Bursztyn i Lubelszczyzna...

 

…dla wielu osób nadal pozostaje nieoczywistym mariażem. W powszechnej świadomości jantar nadal kojarzy się przede wszystkim z Bałtykiem, podczas gdy bursztyn stanowi bogactwo naturalne również naszego regionu. Od niedawna wydobywany w okolicach gminy Niedźwiada w powiecie lubartowskim, występuje na znacznie większym obszarze - między Wisłą, Bugiem, Radzyniem a Roztoczem.

Skąd wziął się bursztyn na Lubelszczyźnie? Z ciepłego morza eoceńskiego, które 40 milionów lat temu pokrywało większą część terenów dzisiejszej Polski.

 

Pokazać bursztyn

 

Tytuł wystawy “Pod i Nad” odnosi się do formy eksponatów - powstałych na powierzchni obrazów i ukrytych do niedawna pod ziemią okazów, ale również nawiązuje do specyfiki samego bursztynu. Jak podkreśliła Krystyna Rudzka-Przychoda, jego złoża znajdowały się pod ziemią, można go było znaleźć również na powierzchni ziemi, a sam bursztyn powstał przecież z żywicy na drzewach.

 

"Bursztyn czaruje nas urodą i różnorodnością, także koloru: od odcieni zieleni, poprzez żółć i brąz, po czerń. Jest szalenie inspirujący, zarówno pod względem samego jego wyglądu, jak i opowieści z nim związanych. A nawet z historią, bo Lublin leżał przecież na szlaku bursztynowym. Więc historycznie bursztyn jest osadzony tu na Lubelszczyźnie - nie tylko genealogicznie. 

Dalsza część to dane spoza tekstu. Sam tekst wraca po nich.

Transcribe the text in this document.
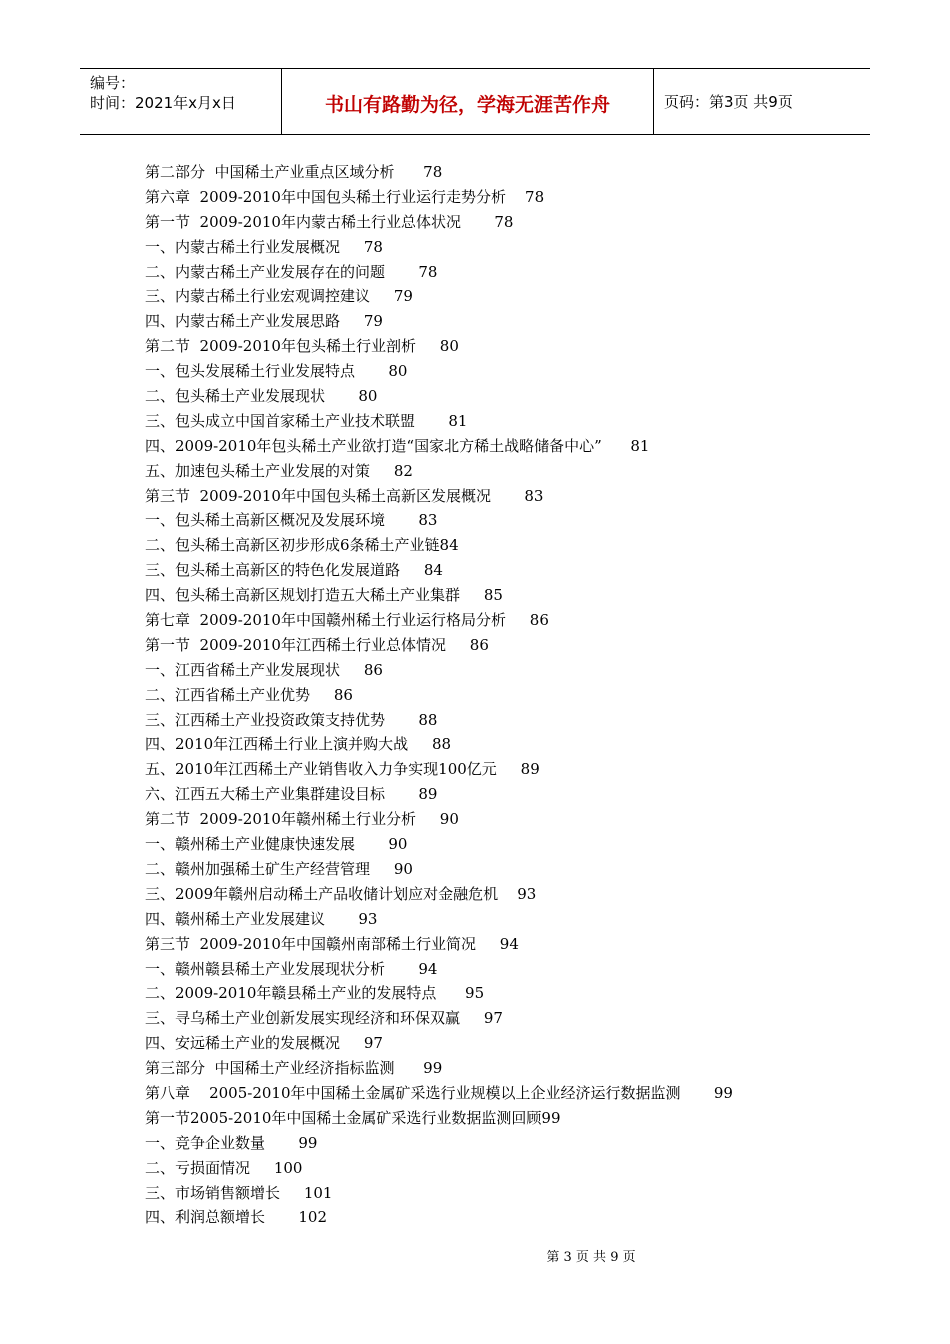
编号：
时间：2021年x月x日	书山有路勤为径，学海无涯苦作舟	页码：第3页 共9页
第二部分  中国稀土产业重点区域分析      78
第六章  2009-2010年中国包头稀土行业运行走势分析    78
第一节  2009-2010年内蒙古稀土行业总体状况       78
一、内蒙古稀土行业发展概况     78
二、内蒙古稀土产业发展存在的问题       78
三、内蒙古稀土行业宏观调控建议     79
四、内蒙古稀土产业发展思路     79
第二节  2009-2010年包头稀土行业剖析     80
一、包头发展稀土行业发展特点       80
二、包头稀土产业发展现状       80
三、包头成立中国首家稀土产业技术联盟       81
四、2009-2010年包头稀土产业欲打造“国家北方稀土战略储备中心”      81
五、加速包头稀土产业发展的对策     82
第三节  2009-2010年中国包头稀土高新区发展概况       83
一、包头稀土高新区概况及发展环境       83
二、包头稀土高新区初步形成6条稀土产业链84
三、包头稀土高新区的特色化发展道路     84
四、包头稀土高新区规划打造五大稀土产业集群     85
第七章  2009-2010年中国赣州稀土行业运行格局分析     86
第一节  2009-2010年江西稀土行业总体情况     86
一、江西省稀土产业发展现状     86
二、江西省稀土产业优势     86
三、江西稀土产业投资政策支持优势       88
四、2010年江西稀土行业上演并购大战     88
五、2010年江西稀土产业销售收入力争实现100亿元     89
六、江西五大稀土产业集群建设目标       89
第二节  2009-2010年赣州稀土行业分析     90
一、赣州稀土产业健康快速发展       90
二、赣州加强稀土矿生产经营管理     90
三、2009年赣州启动稀土产品收储计划应对金融危机    93
四、赣州稀土产业发展建议       93
第三节  2009-2010年中国赣州南部稀土行业简况     94
一、赣州赣县稀土产业发展现状分析       94
二、2009-2010年赣县稀土产业的发展特点      95
三、寻乌稀土产业创新发展实现经济和环保双赢     97
四、安远稀土产业的发展概况     97
第三部分  中国稀土产业经济指标监测      99
第八章    2005-2010年中国稀土金属矿采选行业规模以上企业经济运行数据监测       99
第一节2005-2010年中国稀土金属矿采选行业数据监测回顾99
一、竞争企业数量       99
二、亏损面情况     100
三、市场销售额增长     101
四、利润总额增长       102
第 3 页 共 9 页
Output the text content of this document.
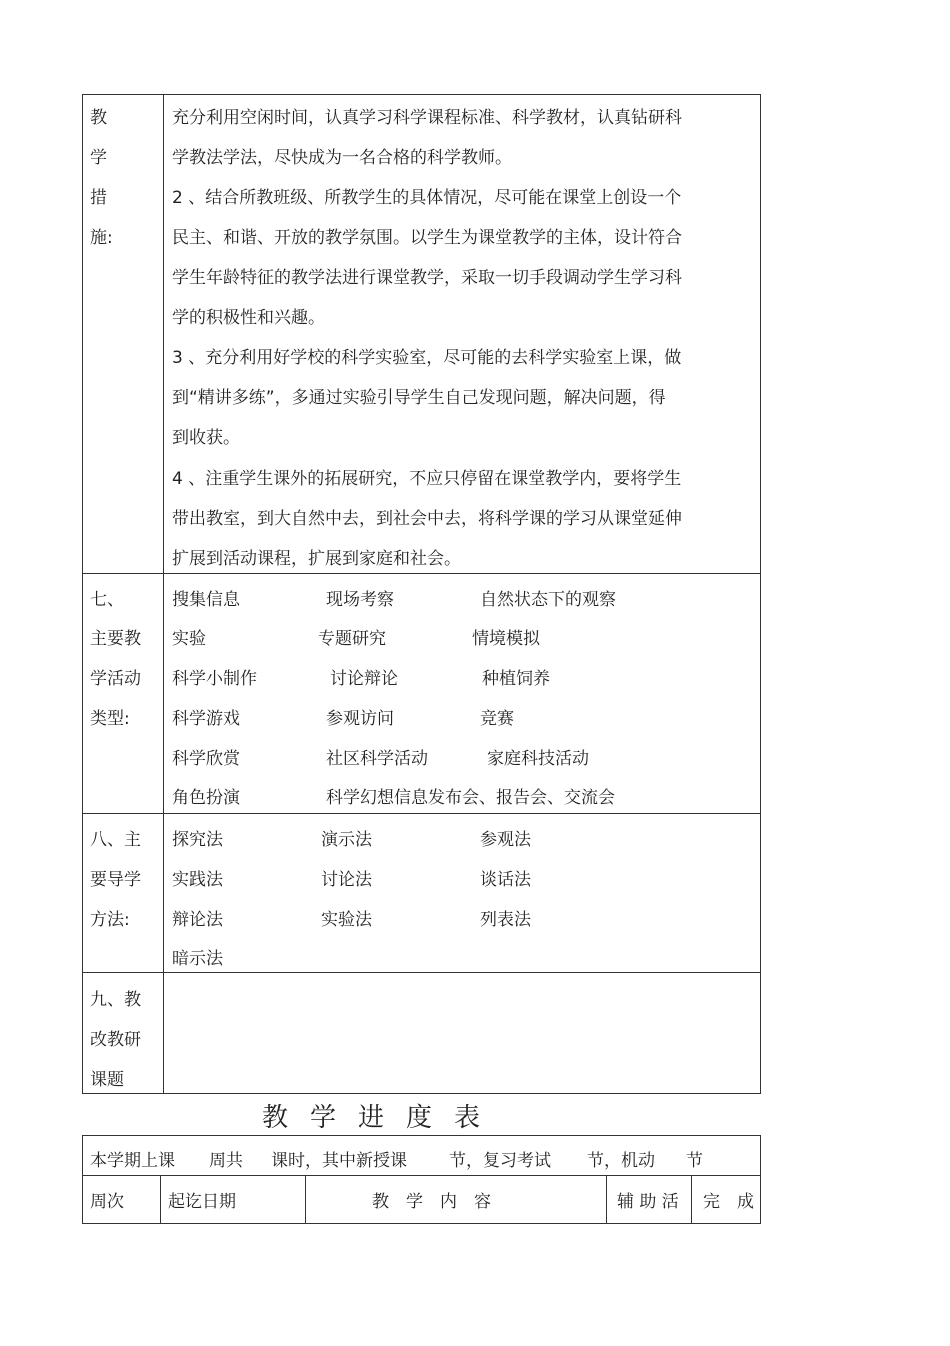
教
学
措
施:
充分利用空闲时间，认真学习科学课程标准、科学教材，认真钻研科
学教法学法，尽快成为一名合格的科学教师。
2 、结合所教班级、所教学生的具体情况，尽可能在课堂上创设一个
民主、和谐、开放的教学氛围。以学生为课堂教学的主体，设计符合
学生年龄特征的教学法进行课堂教学，采取一切手段调动学生学习科
学的积极性和兴趣。
3 、充分利用好学校的科学实验室，尽可能的去科学实验室上课，做
到“精讲多练”，多通过实验引导学生自己发现问题，解决问题，得
到收获。
4 、注重学生课外的拓展研究，不应只停留在课堂教学内，要将学生
带出教室，到大自然中去，到社会中去，将科学课的学习从课堂延伸
扩展到活动课程，扩展到家庭和社会。
七、
主要教
学活动
类型:
搜集信息	现场考察	自然状态下的观察
实验	专题研究	情境模拟
科学小制作	讨论辩论	种植饲养
科学游戏	参观访问	竞赛
科学欣赏	社区科学活动	家庭科技活动
角色扮演	科学幻想信息发布会、报告会、交流会
八、主
要导学
方法:
探究法	演示法	参观法
实践法	讨论法	谈话法
辩论法	实验法	列表法
暗示法
九、教
改教研
课题
教学进度表
本学期上课 周共 课时，其中新授课 节，复习考试 节，机动 节
周次	起讫日期	教　学　内　容	辅 助 活 完　成
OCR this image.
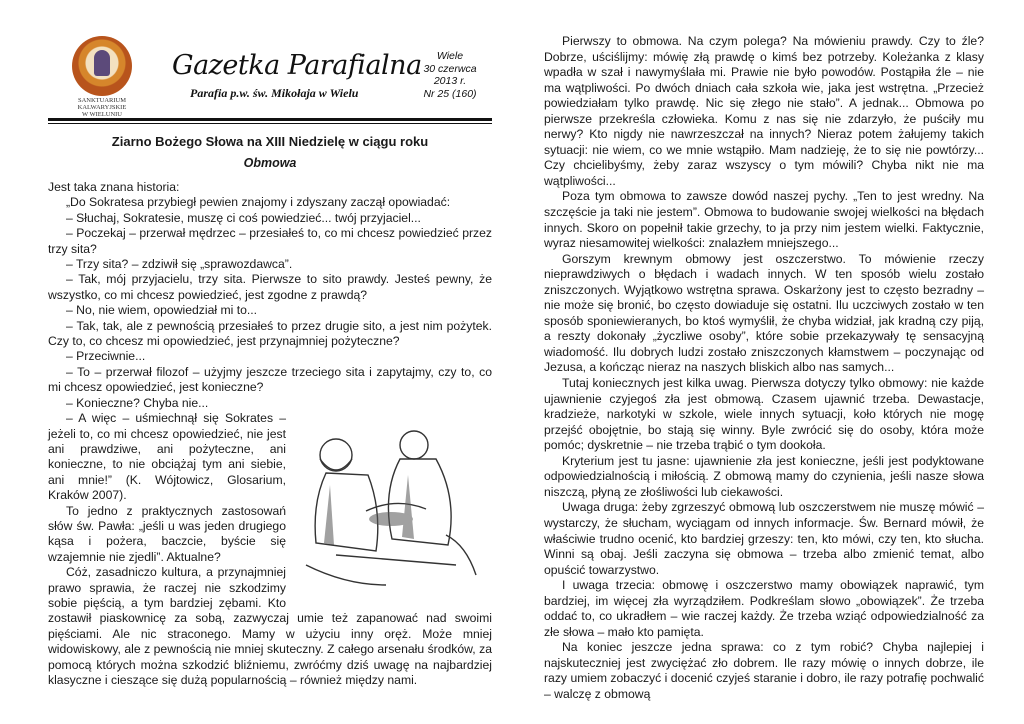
SANKTUARIUM
KALWARYJSKIE
W WIELUNIU
Gazetka Parafialna
Parafia p.w. św. Mikołaja w Wielu
Wiele
30 czerwca
2013 r.
Nr 25 (160)
Ziarno Bożego Słowa na XIII Niedzielę w ciągu roku
Obmowa

Jest taka znana historia:

„Do Sokratesa przybiegł pewien znajomy i zdyszany zaczął opowiadać:

– Słuchaj, Sokratesie, muszę ci coś powiedzieć... twój przyjaciel...

– Poczekaj – przerwał mędrzec – przesiałeś to, co mi chcesz powiedzieć przez trzy sita?

– Trzy sita? – zdziwił się „sprawozdawca”.

– Tak, mój przyjacielu, trzy sita. Pierwsze to sito prawdy. Jesteś pewny, że wszystko, co mi chcesz powiedzieć, jest zgodne z prawdą?

– No, nie wiem, opowiedział mi to...

– Tak, tak, ale z pewnością przesiałeś to przez drugie sito, a jest nim pożytek. Czy to, co chcesz mi opowiedzieć, jest przynajmniej pożyteczne?

– Przeciwnie...

– To – przerwał filozof – użyjmy jeszcze trzeciego sita i zapytajmy, czy to, co mi chcesz opowiedzieć, jest konieczne?

– Konieczne? Chyba nie...

– A więc – uśmiechnął się Sokrates – jeżeli to, co mi chcesz opowiedzieć, nie jest ani prawdziwe, ani pożyteczne, ani konieczne, to nie obciążaj tym ani siebie, ani mnie!” (K. Wójtowicz, Glosarium, Kraków 2007).

To jedno z praktycznych zastosowań słów św. Pawła: „jeśli u was jeden drugiego kąsa i pożera, baczcie, byście się wzajemnie nie zjedli”. Aktualne?

Cóż, zasadniczo kultura, a przynajmniej prawo sprawia, że raczej nie szkodzimy sobie pięścią, a tym bardziej zębami. Kto zostawił piaskownicę za sobą, zazwyczaj umie też zapanować nad swoimi pięściami. Ale nic straconego. Mamy w użyciu inny oręż. Może mniej widowiskowy, ale z pewnością nie mniej skuteczny. Z całego arsenału środków, za pomocą których można szkodzić bliźniemu, zwróćmy dziś uwagę na najbardziej klasyczne i cieszące się dużą popularnością – również między nami.

Pierwszy to obmowa. Na czym polega? Na mówieniu prawdy. Czy to źle? Dobrze, uściślijmy: mówię złą prawdę o kimś bez potrzeby. Koleżanka z klasy wpadła w szał i nawymyślała mi. Prawie nie było powodów. Postąpiła źle – nie ma wątpliwości. Po dwóch dniach cała szkoła wie, jaka jest wstrętna. „Przecież powiedziałam tylko prawdę. Nic się złego nie stało”. A jednak... Obmowa po pierwsze przekreśla człowieka. Komu z nas się nie zdarzyło, że puściły mu nerwy? Kto nigdy nie nawrzeszczał na innych? Nieraz potem żałujemy takich sytuacji: nie wiem, co we mnie wstąpiło. Mam nadzieję, że to się nie powtórzy... Czy chcielibyśmy, żeby zaraz wszyscy o tym mówili? Chyba nikt nie ma wątpliwości...

Poza tym obmowa to zawsze dowód naszej pychy. „Ten to jest wredny. Na szczęście ja taki nie jestem”. Obmowa to budowanie swojej wielkości na błędach innych. Skoro on popełnił takie grzechy, to ja przy nim jestem wielki. Faktycznie, wyraz niesamowitej wielkości: znalazłem mniejszego...

Gorszym krewnym obmowy jest oszczerstwo. To mówienie rzeczy nieprawdziwych o błędach i wadach innych. W ten sposób wielu zostało zniszczonych. Wyjątkowo wstrętna sprawa. Oskarżony jest to często bezradny – nie może się bronić, bo często dowiaduje się ostatni. Ilu uczciwych zostało w ten sposób sponiewieranych, bo ktoś wymyślił, że chyba widział, jak kradną czy piją, a reszty dokonały „życzliwe osoby”, które sobie przekazywały tę sensacyjną wiadomość. Ilu dobrych ludzi zostało zniszczonych kłamstwem – poczynając od Jezusa, a kończąc nieraz na naszych bliskich albo nas samych...

Tutaj koniecznych jest kilka uwag. Pierwsza dotyczy tylko obmowy: nie każde ujawnienie czyjegoś zła jest obmową. Czasem ujawnić trzeba. Dewastacje, kradzieże, narkotyki w szkole, wiele innych sytuacji, koło których nie mogę przejść obojętnie, bo stają się winny. Byle zwrócić się do osoby, która może pomóc; dyskretnie – nie trzeba trąbić o tym dookoła.

Kryterium jest tu jasne: ujawnienie zła jest konieczne, jeśli jest podyktowane odpowiedzialnością i miłością. Z obmową mamy do czynienia, jeśli nasze słowa niszczą, płyną ze złośliwości lub ciekawości.

Uwaga druga: żeby zgrzeszyć obmową lub oszczerstwem nie muszę mówić – wystarczy, że słucham, wyciągam od innych informacje. Św. Bernard mówił, że właściwie trudno ocenić, kto bardziej grzeszy: ten, kto mówi, czy ten, kto słucha. Winni są obaj. Jeśli zaczyna się obmowa – trzeba albo zmienić temat, albo opuścić towarzystwo.

I uwaga trzecia: obmowę i oszczerstwo mamy obowiązek naprawić, tym bardziej, im więcej zła wyrządziłem. Podkreślam słowo „obowiązek”. Że trzeba oddać to, co ukradłem – wie raczej każdy. Że trzeba wziąć odpowiedzialność za złe słowa – mało kto pamięta.

Na koniec jeszcze jedna sprawa: co z tym robić? Chyba najlepiej i najskuteczniej jest zwyciężać zło dobrem. Ile razy mówię o innych dobrze, ile razy umiem zobaczyć i docenić czyjeś staranie i dobro, ile razy potrafię pochwalić – walczę z obmową
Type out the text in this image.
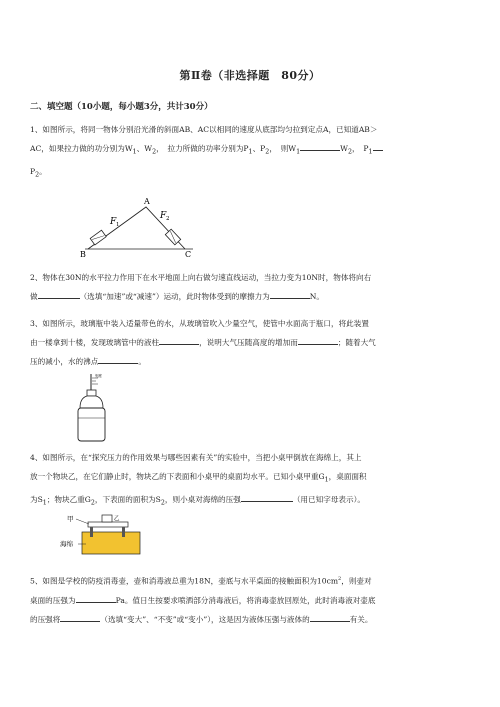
第Ⅱ卷（非选择题　80分）
二、填空题（10小题，每小题3分，共计30分）
1、如图所示，将同一物体分别沿光滑的斜面AB、AC以相同的速度从底部均匀拉到定点A，已知道AB＞
AC，如果拉力做的功分别为$W_1$、$W_2$，　拉力所做的功率分别为$P_1$、$P_2$，　则$W_1$	$W_2$，　$P_1$
$P_2$。
A
B	C
F 1
F 2
2、物体在30N的水平拉力作用下在水平地面上向右做匀速直线运动，当拉力变为10N时，物体将向右
做	（选填“加速”或“减速”）运动，此时物体受到的摩擦力为	N。
3、如图所示，玻璃瓶中装入适量带色的水，从玻璃管吹入少量空气，使管中水面高于瓶口，将此装置
由一楼拿到十楼，发现玻璃管中的液柱	，说明大气压随高度的增加而	；随着大气
压的减小，水的沸点	。
刻度
4、如图所示，在“探究压力的作用效果与哪些因素有关”的实验中，当把小桌甲倒放在海绵上，其上
放一个物块乙，在它们静止时，物块乙的下表面和小桌甲的桌面均水平。已知小桌甲重$G_1$，桌面面积
为$S_1$；物块乙重$G_2$，下表面的面积为$S_2$，则小桌对海绵的压强	（用已知字母表示）。
甲	乙
海绵
5、如图是学校的防疫消毒壶，壶和消毒液总重为18N，壶底与水平桌面的接触面积为$10cm^2$，则壶对
桌面的压强为	Pa。值日生按要求喷洒部分消毒液后，将消毒壶放回原处，此时消毒液对壶底
的压强将	（选填“变大”、“不变”或“变小”），这是因为液体压强与液体的	有关。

- mówiła Krystyna Rudzka-Przychoda w kontekście obrazów jej autorstwa inspirowanych bursztynem.

 

Legenda i fakty - łzy Heliad i ząb mamuta

 

Za sprawą prezentowanych w Galerii OKNA eksponatów możemy przenieść się w czasie o setki milionów lat. Oprócz bursztynów możemy obejrzeć znalezione podczas wydobywania bursztynu m.in. fragmenty rafy koralowej, ząb mamuta oraz fragmenty meteorytu.

 

“W moich obrazach nawiązuję do urody bursztynu, jego genezy, ale także do krążących wokół niego legend”

- dodała artystka.

Według mitologii greckiej Heliady - córki boga Heliosa - podczas opłakiwania tragicznej śmierci brata Faetona nad rzeką Eridan, zostały zamienione w topole, a ich łzy - w bursztyny. Sam Faeton zginął podczas przejażdżki rydwanem swojego ojca rażony piorunem przez Zeusa. 

 

“Zapis mitu o łzach Heliad mamy właśnie w naszym lubelskim bursztynie. Otóż znajdują się w nim drobiny meteorytu, czyli metaforycznego odpowiednika błyskawicy Zeusa. Te odłamki są niewidoczne gołym okiem, ale badania zaświadczają o ich istnieniu. Bursztyn z meteorytem to unikat w skali światowej

- podkreślił dr Lucjan Gazda.

Na wernisażu był obecny także prezes Kopalni Glaukonitu i Bursztynu - aktualnie jedynej w Unii Europejskiej - Henryk Ciosmak.

 

“W 2020 posypały się pierwsze tony bursztynu z taśmy. Wyglądało to pięknie. Wydobyliśmy ponad 40 ton tego bursztynu, żeby go oglądać, malować, fotografować. Na naszych oczach tworzy się zagłębie bursztynowe - piękne bogactwo Lubelszczyzny”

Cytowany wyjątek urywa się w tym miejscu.